Bramante erlebte den pompösen Einzug Imperias in Chigis Palazzo nur aus der Entfernung. Obwohl sie nicht verheiratet waren, galten sie als das erste Paar Roms, als Traumpaar. Sagenhafter Reichtum und märchenhafte Schönheit hatten sich miteinander vermählt, der König der Bankiers und die Königin der Kurtisanen. Sie gaben prunkende Feste und adelten jedes Fest durch ihre Anwesenheit. Man wetteiferte förmlich darum, ihnen gefällig zu sein und das Paar im eigenen Haus begrüßen zu dürfen. Bramante hielt sich fern und drückte sich immer häufiger darum, auf diesen Festen zu erscheinen. Er liebte seinen kleinen Haushalt, doch Imperia fehlte ihm. Auch noch nach all den Jahren. Er vermisste sie und ihre Zärtlichkeiten, die er von keiner anderen Frau mehr entgegennehmen wollte. Er wurde von Tag zu Tag nachdenklicher und, während er Lucrezia zur Frau heranwachsen sah, auch gläubiger und demutsvoller. Immer häufiger stellte er sich die Frage, in welcher Welt seine Wahltochter leben würde. In Bezug auf die Architektur hegte er keine Zweifel – er war fest davon überzeugt, dass die Bauwerke, die er schuf, und die Veränderungen in der Stadt, die er vorantrieb, das Leben besser machen würden. Doch wie stand es um die Werte? Bramante machte es sich zur Gewohnheit, vor dem Einschlafen in einer italienischen Ausgabe der Bibel zu lesen. Vor allem die zehn Gebote, aber auch das Wahrheitsbuch und den Seher Johannes natürlich, der ihn nicht mehr zur Ruhe kommen ließ, studierte er immer von Neuem.

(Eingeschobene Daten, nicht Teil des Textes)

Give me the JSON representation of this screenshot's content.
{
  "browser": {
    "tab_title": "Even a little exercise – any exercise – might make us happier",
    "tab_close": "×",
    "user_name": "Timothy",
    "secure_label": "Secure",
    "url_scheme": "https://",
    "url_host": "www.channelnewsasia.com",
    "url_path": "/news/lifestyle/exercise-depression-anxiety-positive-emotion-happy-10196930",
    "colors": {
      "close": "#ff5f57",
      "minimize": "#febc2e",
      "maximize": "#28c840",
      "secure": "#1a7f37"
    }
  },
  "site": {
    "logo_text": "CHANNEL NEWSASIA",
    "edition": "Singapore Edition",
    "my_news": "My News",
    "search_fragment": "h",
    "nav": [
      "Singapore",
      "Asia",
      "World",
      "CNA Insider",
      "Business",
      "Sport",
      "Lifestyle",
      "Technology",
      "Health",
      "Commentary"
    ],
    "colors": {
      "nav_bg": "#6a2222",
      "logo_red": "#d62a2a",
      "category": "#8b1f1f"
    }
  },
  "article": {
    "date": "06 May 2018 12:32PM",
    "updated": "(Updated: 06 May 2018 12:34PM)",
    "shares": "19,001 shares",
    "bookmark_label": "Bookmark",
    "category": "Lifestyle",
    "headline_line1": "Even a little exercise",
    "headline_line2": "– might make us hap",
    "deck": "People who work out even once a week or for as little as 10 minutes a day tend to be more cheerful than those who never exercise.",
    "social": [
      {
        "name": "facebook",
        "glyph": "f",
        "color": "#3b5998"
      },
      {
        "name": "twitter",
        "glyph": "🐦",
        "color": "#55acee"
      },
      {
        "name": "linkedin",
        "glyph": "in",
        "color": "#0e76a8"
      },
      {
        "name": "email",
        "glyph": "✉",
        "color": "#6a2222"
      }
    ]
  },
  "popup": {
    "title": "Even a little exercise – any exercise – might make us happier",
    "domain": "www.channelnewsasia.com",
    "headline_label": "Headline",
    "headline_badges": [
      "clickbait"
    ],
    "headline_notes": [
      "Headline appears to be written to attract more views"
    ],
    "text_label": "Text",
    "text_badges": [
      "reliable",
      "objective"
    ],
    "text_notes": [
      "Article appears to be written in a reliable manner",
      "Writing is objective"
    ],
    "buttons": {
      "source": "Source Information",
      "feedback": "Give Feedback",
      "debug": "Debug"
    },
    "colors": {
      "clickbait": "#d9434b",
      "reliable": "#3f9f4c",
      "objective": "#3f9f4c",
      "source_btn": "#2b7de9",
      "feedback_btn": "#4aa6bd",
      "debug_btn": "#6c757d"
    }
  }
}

Schließlich bot ihm Julius II. das Amt des Siegelbewahrers, des Pombatore, an. Dazu musste man nach altem Brauch dem Zisterzienserorden angehören. Für die überschaubare Amtspflicht, die Bullen des Papstes zu siegeln, stand ihm ein einträgliches Salär von achthundert Scudi im Jahr zu, auf das er verzichtete. Es war die geistige Nähe zu dem Schwesterorden der Templer, den Zisterziensern, die ihn reizte. Die Fedeli d’Amore hatten bis zur Auflösung des Ritterordens enge Beziehungen zu diesem unterhalten, denn die Templer hatten schließlich ihr Haus auf den Ruinen des salomonischen Tempels in Jerusalem errichtet. Und die Gefährten der Liebe führten sich auf Salomo und Hiram zurück, den Baumeister des Tempels. Der berühmte Zisterzienser und Heilige Bernhard von Clairvaux war als Protektor der Templer hervorgetreten.

Diese Gründe waren es, die Bramante bewogen, dem Orden der Zisterzienser beizutreten und fortan das grobe, weiße Habit der weißen Brüder zu tragen. Die einen hielten das für eine Marotte, eine Extravaganz des eigensinnigen Künstlers, den man seit der Niederlegung der Säulen der Petersbasilika hinter seinem Rücken nur noch Il Ruinante nannte. Andere spotteten, dass er offensichtlich zu geizig war, sich anständige Kleider zu kaufen. Wenn ihm solches Gerede zu Ohren kam, lachte Bramante nur. Er fühlte sich als Mönch der Baukunst. Die Arbeiten am Cortile di Damaso im Vatikan, am Palazzo dei Tribunali, am Chor von Santa Maria del Popolo und der Wiederaufbau der Kirche von Santi Celso e Giuliano in Banchi waren zur Arbeit an der Via Giulia, am Belvedere und am Petersdom hinzugekommen. Zudem stand er mit dem päpstlichen Protonotar Adriano Caprini in Verhandlungen über den Bau eines Palazzo im Borgo. Und das waren nur die größeren Projekte. Die Zeit, die ihm blieb, widmete er Lucrezia.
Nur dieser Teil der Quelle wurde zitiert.